The instructor lectures widely on the structure, properties, evaluation methods, applications, etc. for solid surfaces. The course focuses on inorganic materials, but surface properties of various solids such as metals, organic matter, ionic crystals, covalent crystals, semiconductors, amorphous materials, etc. are also touched on. By explaining through comparison, students acquire knowledge related to selecting processes and materials, as well as basic thought for creating the desired solid surface properties. Students are also introduced as best as possible to the newest topics related to technology for surface treatment and surface evaluation. This course thus does not consist of simply bestowing knowledge, but of graduate level surface chemistry.
The surface of solids is the direct interface between that material and other substances, light, electrons, heat, forces, magnetism, etc. By effectively controlling this "field", it is possible to extract the properties of bulk solids, and bestow the surface with properties that differ from bulk solids. The course focuses on content conducive to designing such surface function materials, in particular their structure and composition.
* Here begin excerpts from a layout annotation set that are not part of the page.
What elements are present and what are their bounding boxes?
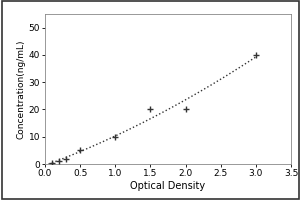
Y-axis label: Concentration(ng/mL): Concentration(ng/mL) — [17, 39, 26, 139]
X-axis label: Optical Density: Optical Density — [130, 181, 206, 191]
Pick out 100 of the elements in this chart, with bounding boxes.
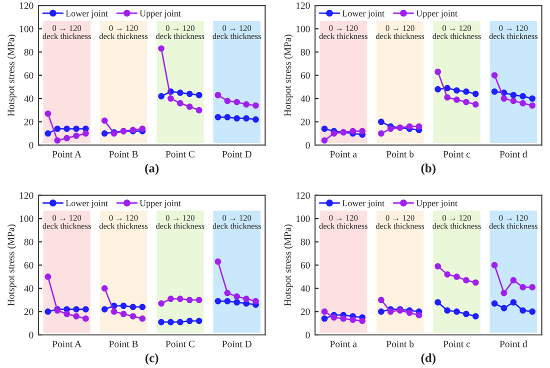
y-tick-label: 100 xyxy=(20,215,34,222)
y-tick-label: 20 xyxy=(24,118,34,126)
point xyxy=(176,90,184,96)
point xyxy=(444,94,450,101)
point xyxy=(520,93,526,100)
x-axis-title: (b) xyxy=(421,164,436,175)
x-tick-label: Point C xyxy=(166,340,194,348)
y-tick-label: 60 xyxy=(24,72,34,79)
point xyxy=(234,293,240,300)
x-tick-label: Point A xyxy=(52,150,82,158)
y-axis-title: Hotspot stress (MPa) xyxy=(284,224,293,306)
point xyxy=(529,284,536,290)
annotation: 0 → 120 deck thickness xyxy=(99,215,148,229)
point xyxy=(186,90,193,98)
x-axis-title: (c) xyxy=(145,353,158,365)
annotation: 0 → 120 deck thickness xyxy=(432,25,481,40)
point xyxy=(520,284,526,290)
point xyxy=(54,137,61,144)
point xyxy=(378,308,384,315)
point xyxy=(510,299,517,306)
point xyxy=(243,296,250,302)
annotation: 0 → 120 deck thickness xyxy=(42,25,91,40)
point xyxy=(444,271,450,278)
annotation: 0 → 120 deck thickness xyxy=(212,25,261,40)
y-axis-title: Hotspot stress (MPa) xyxy=(7,34,16,116)
y-tick-label: 100 xyxy=(20,26,34,32)
point xyxy=(252,298,259,304)
legend-label: Lower joint xyxy=(342,200,384,208)
point xyxy=(73,306,80,312)
annotation: 0 → 120 deck thickness xyxy=(319,25,368,40)
point xyxy=(139,315,146,322)
x-axis-title: (a) xyxy=(145,164,159,175)
x-tick-label: Point d xyxy=(500,340,528,348)
point xyxy=(330,314,338,321)
point xyxy=(44,274,52,280)
y-tick-label: 80 xyxy=(300,48,310,56)
x-tick-label: Point b xyxy=(386,340,414,348)
x-tick-label: Point C xyxy=(166,150,194,158)
point xyxy=(434,86,442,92)
y-tick-label: 60 xyxy=(24,262,34,269)
x-tick-label: Point d xyxy=(500,150,528,158)
point xyxy=(406,123,413,130)
legend-label: Lower joint xyxy=(66,200,108,208)
point xyxy=(101,117,108,124)
point xyxy=(520,100,526,106)
point xyxy=(520,307,526,314)
point xyxy=(176,318,184,326)
point xyxy=(416,312,422,318)
point xyxy=(224,290,231,296)
annotation: 0 → 120 deck thickness xyxy=(156,215,204,229)
point xyxy=(101,306,108,312)
point xyxy=(243,115,250,122)
point xyxy=(168,318,174,326)
y-tick-label: 20 xyxy=(300,308,310,316)
point xyxy=(387,308,394,315)
y-tick-label: 40 xyxy=(24,285,34,292)
point xyxy=(158,93,164,100)
point xyxy=(416,123,422,130)
point xyxy=(44,110,52,117)
point xyxy=(491,262,498,268)
point xyxy=(491,88,498,95)
annotation: 0 → 120 deck thickness xyxy=(432,215,481,229)
x-tick-label: Point b xyxy=(386,150,414,158)
y-tick-label: 80 xyxy=(24,48,34,56)
point xyxy=(359,318,366,324)
point xyxy=(64,126,70,132)
point xyxy=(214,114,222,120)
x-tick-label: Point D xyxy=(222,150,252,158)
y-tick-label: 0 xyxy=(29,142,34,149)
point xyxy=(186,296,193,304)
point xyxy=(462,88,470,95)
point xyxy=(234,299,240,306)
y-tick-label: 80 xyxy=(24,238,34,246)
point xyxy=(139,304,146,310)
x-tick-label: Point c xyxy=(443,340,470,348)
x-tick-label: Point a xyxy=(330,150,357,158)
point xyxy=(130,313,136,320)
point xyxy=(434,68,442,76)
point xyxy=(158,318,164,326)
point xyxy=(510,98,517,104)
point xyxy=(529,102,536,109)
point xyxy=(491,72,498,78)
point xyxy=(321,137,328,144)
point xyxy=(214,92,222,98)
point xyxy=(168,95,174,102)
x-tick-label: Point c xyxy=(443,150,470,158)
point xyxy=(406,310,413,316)
point xyxy=(472,279,479,286)
point xyxy=(176,296,184,302)
point xyxy=(378,118,384,126)
point xyxy=(434,299,442,306)
y-tick-label: 20 xyxy=(300,118,310,126)
point xyxy=(321,126,328,132)
point xyxy=(44,308,52,315)
x-axis-title: (d) xyxy=(421,353,436,365)
point xyxy=(321,315,328,322)
y-tick-label: 120 xyxy=(20,2,34,9)
y-tick-label: 80 xyxy=(300,238,310,246)
x-tick-label: Point a xyxy=(330,340,357,348)
y-tick-label: 120 xyxy=(296,192,310,199)
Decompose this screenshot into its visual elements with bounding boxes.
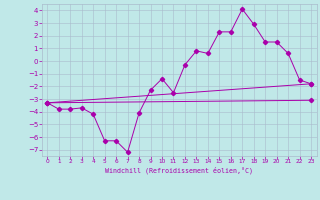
- X-axis label: Windchill (Refroidissement éolien,°C): Windchill (Refroidissement éolien,°C): [105, 167, 253, 174]
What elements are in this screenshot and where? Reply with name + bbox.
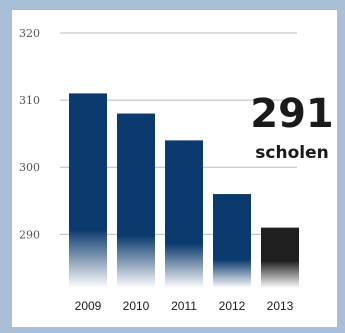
highlight-label: scholen: [255, 143, 328, 163]
x-tick-label-2009: 2009: [75, 299, 102, 313]
bars: [69, 93, 299, 289]
x-tick-label-2010: 2010: [123, 299, 150, 313]
bar-chart: 320 310 300 290 2009 2010 2011 2012 2013 291 sc…: [19, 27, 334, 313]
x-tick-label-2012: 2012: [219, 299, 246, 313]
category-labels: 2009 2010 2011 2012 2013: [75, 299, 294, 313]
bar-2011: [165, 140, 203, 288]
highlight-value: 291: [250, 91, 334, 137]
y-tick-label: 290: [19, 228, 40, 241]
x-tick-label-2013: 2013: [267, 299, 294, 313]
bar-2009: [69, 93, 107, 288]
bar-2012: [213, 194, 251, 288]
x-tick-label-2011: 2011: [171, 299, 197, 313]
y-tick-label: 300: [19, 161, 40, 174]
bar-2010: [117, 113, 155, 289]
y-tick-label: 320: [19, 27, 40, 40]
y-tick-label: 310: [19, 94, 40, 107]
bar-2013: [261, 227, 299, 288]
chart-card: 320 310 300 290 2009 2010 2011 2012 2013 291 sc…: [12, 10, 337, 327]
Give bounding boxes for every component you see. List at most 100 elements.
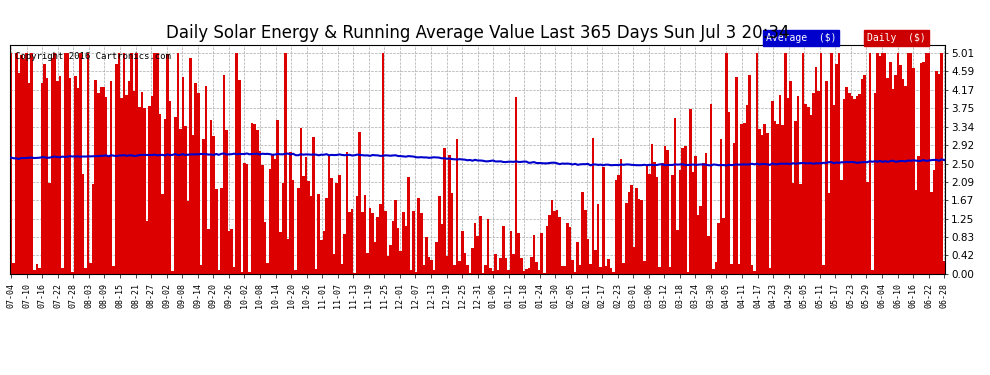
Bar (302, 177, 305, 274)
Bar (133, 91, 136, 274)
Bar (205, 86, 207, 274)
Bar (181, 76, 184, 274)
Bar (748, 75, 750, 274)
Bar (141, 92, 144, 274)
Bar (545, 226, 548, 274)
Bar (933, 170, 936, 274)
Bar (838, 53, 841, 274)
Bar (213, 136, 215, 274)
Bar (402, 212, 405, 274)
Bar (612, 272, 615, 274)
Bar (107, 156, 110, 274)
Bar (502, 226, 505, 274)
Bar (550, 200, 553, 274)
Bar (479, 216, 481, 274)
Bar (742, 123, 745, 274)
Bar (720, 139, 723, 274)
Bar (163, 119, 166, 274)
Bar (18, 73, 20, 274)
Bar (374, 242, 376, 274)
Bar (202, 139, 205, 274)
Bar (431, 260, 433, 274)
Bar (428, 257, 431, 274)
Bar (571, 260, 574, 274)
Bar (256, 130, 258, 274)
Bar (920, 63, 923, 274)
Bar (333, 254, 336, 274)
Bar (758, 129, 761, 274)
Bar (815, 68, 818, 274)
Bar (453, 265, 455, 274)
Bar (663, 146, 666, 274)
Bar (184, 126, 187, 274)
Bar (755, 53, 758, 274)
Bar (638, 199, 641, 274)
Bar (236, 53, 238, 274)
Bar (536, 262, 538, 274)
Bar (87, 53, 89, 274)
Bar (144, 108, 146, 274)
Bar (779, 95, 781, 274)
Bar (868, 53, 871, 274)
Bar (525, 269, 528, 274)
Bar (353, 273, 356, 274)
Bar (138, 107, 141, 274)
Bar (238, 80, 241, 274)
Bar (436, 242, 438, 274)
Bar (28, 83, 31, 274)
Bar (710, 104, 712, 274)
Bar (641, 200, 643, 274)
Bar (940, 53, 942, 274)
Bar (555, 210, 558, 274)
Text: Daily  ($): Daily ($) (867, 33, 926, 43)
Bar (853, 99, 855, 274)
Bar (497, 270, 500, 274)
Bar (261, 165, 263, 274)
Bar (300, 128, 302, 274)
Bar (684, 146, 687, 274)
Bar (812, 93, 815, 274)
Bar (410, 270, 412, 274)
Bar (292, 180, 294, 274)
Bar (797, 96, 799, 274)
Bar (361, 211, 363, 274)
Bar (643, 261, 645, 274)
Bar (658, 267, 661, 274)
Bar (441, 224, 444, 274)
Bar (579, 265, 581, 274)
Bar (771, 101, 774, 274)
Bar (474, 223, 476, 274)
Bar (942, 261, 945, 274)
Bar (923, 63, 925, 274)
Bar (76, 88, 79, 274)
Bar (500, 258, 502, 274)
Bar (476, 236, 479, 274)
Bar (218, 270, 220, 274)
Bar (745, 105, 748, 274)
Bar (387, 256, 389, 274)
Bar (310, 196, 313, 274)
Bar (69, 78, 71, 274)
Bar (915, 190, 918, 274)
Bar (371, 213, 374, 274)
Bar (733, 144, 736, 274)
Bar (725, 53, 728, 274)
Bar (176, 53, 179, 274)
Bar (568, 227, 571, 274)
Bar (687, 272, 689, 274)
Bar (871, 270, 874, 274)
Bar (289, 152, 292, 274)
Bar (415, 272, 418, 274)
Bar (94, 80, 97, 274)
Bar (712, 269, 715, 274)
Bar (561, 266, 563, 274)
Bar (241, 272, 244, 274)
Bar (397, 228, 400, 274)
Bar (558, 217, 561, 274)
Bar (250, 123, 253, 274)
Bar (697, 215, 699, 274)
Bar (792, 183, 794, 274)
Bar (425, 237, 428, 274)
Bar (74, 76, 76, 274)
Bar (225, 130, 228, 274)
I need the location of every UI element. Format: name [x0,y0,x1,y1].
Students will gain an understanding of basic approaches for controlling surface properties.
By the end of this course, students will be able to :
1) Understand fundamentals of surface science on inorganic solids.
2) Acquire the knowledge on the technologies on surface control and its evaluation.
3) Apply the fundamental knowledge on surface chemistry to the design of various surface functional materials.
surface, wetting, adsorption, electron transfer, self-assembly
|✔ Specialist skills||Intercultural skills||Communication skills||Critical thinking skills||✔ Practical and/or problem-solving skills|
14 lectures are held. Practice problems are given out for self-study.
|Course schedule||Required learning|
|Class 1||Introduction: definition of surface, ideal surface and real surface, high vacuum requirement||Definition of surface, and the outline of the class are presented.|
|Class 2||Surface structure I: surface relaxation, surface reconstruction, surface topography, solubility parameter||Various characteristic surface structure are explained.|
|Class 3||Surface structure II: surface structural characteristics of oxides, metals, and polymers.||Surface characteristics are presented on various solids.|
|Class 4||Electric state of solid surface: DOS, work function, molecular orbitals for interaction||Difference on electronic state between bulk solids and surface state are presented, mainly on metals.|
|Class 5||Thermodynamics of solid surface: Gibbs-Duhem equation for solid surface, surface energy, Young's equation, MGR model||Chemical thermodynamics on solid surface is presented.|
|Class 6||Kinetics of surface reaction I: adsorption-desorption equilibrium, adsorption heat, molecular association||Chemical kinetics on solid surface is presented.|
|Class 7||Kinetics of surface reaction II: dissociative adsorption, competitive adsorption,||Chemical kinetics on solid surface is presented.|
|Class 8||Surface structure design: self-assembly||Introduction of Self-organization for surface formation.|
|Class 9||Dispersion technology of fine particles in aqueous media: van der Waals force, hydration||Introduction of the particle dispersion in aqueous solution.|
|Class 10||Dispersion technology of fine particles in non-aqueous media: volume repulsion||Introduction of the particle dispersion in non-aqueous solution.|
|Class 11||Computational analysis on solid surface||Introduction of the computer simulation for surface research.|
|Class 12||Surface analysis II: microscopes||Introduction of the surface analysis, especially microscopic measurement.|
|Class 13||Surface analysis I: spectroscopy||Introduction of the surface analysis, especially X-ray analysis.|
|Class 14||Surface treatment and design||Introduction of the industrial analysis for surface treatment.|
To enhance effective learning, students are encouraged to spend approximately 100 minutes preparing for class and another 100 minutes reviewing class content afterwards (including assignments) for each class.
They should do so by referring to textbooks and other course material.
No text book. Original materials and problem sets will be presented and handed by the instructor.
Nihon Hyoumenn kagaku-kai "Hyoumennkagaku no Kiso to Ouyou" NTS press.
Iwasawa, Nakamura, Fukui, Yoshinobu "Basic Hyoumennkagaku"Kagaku Dojin press
Shouma, Yagi, Tsukada, Aono "Hyoumen Kagaku no Kiso" Maruzen press
Final exam. 100%. Problem sets given in the class will be useful for study.
Fundamental understanding of thermodynamics, kinetics and quantum mechanics (undergraduate level)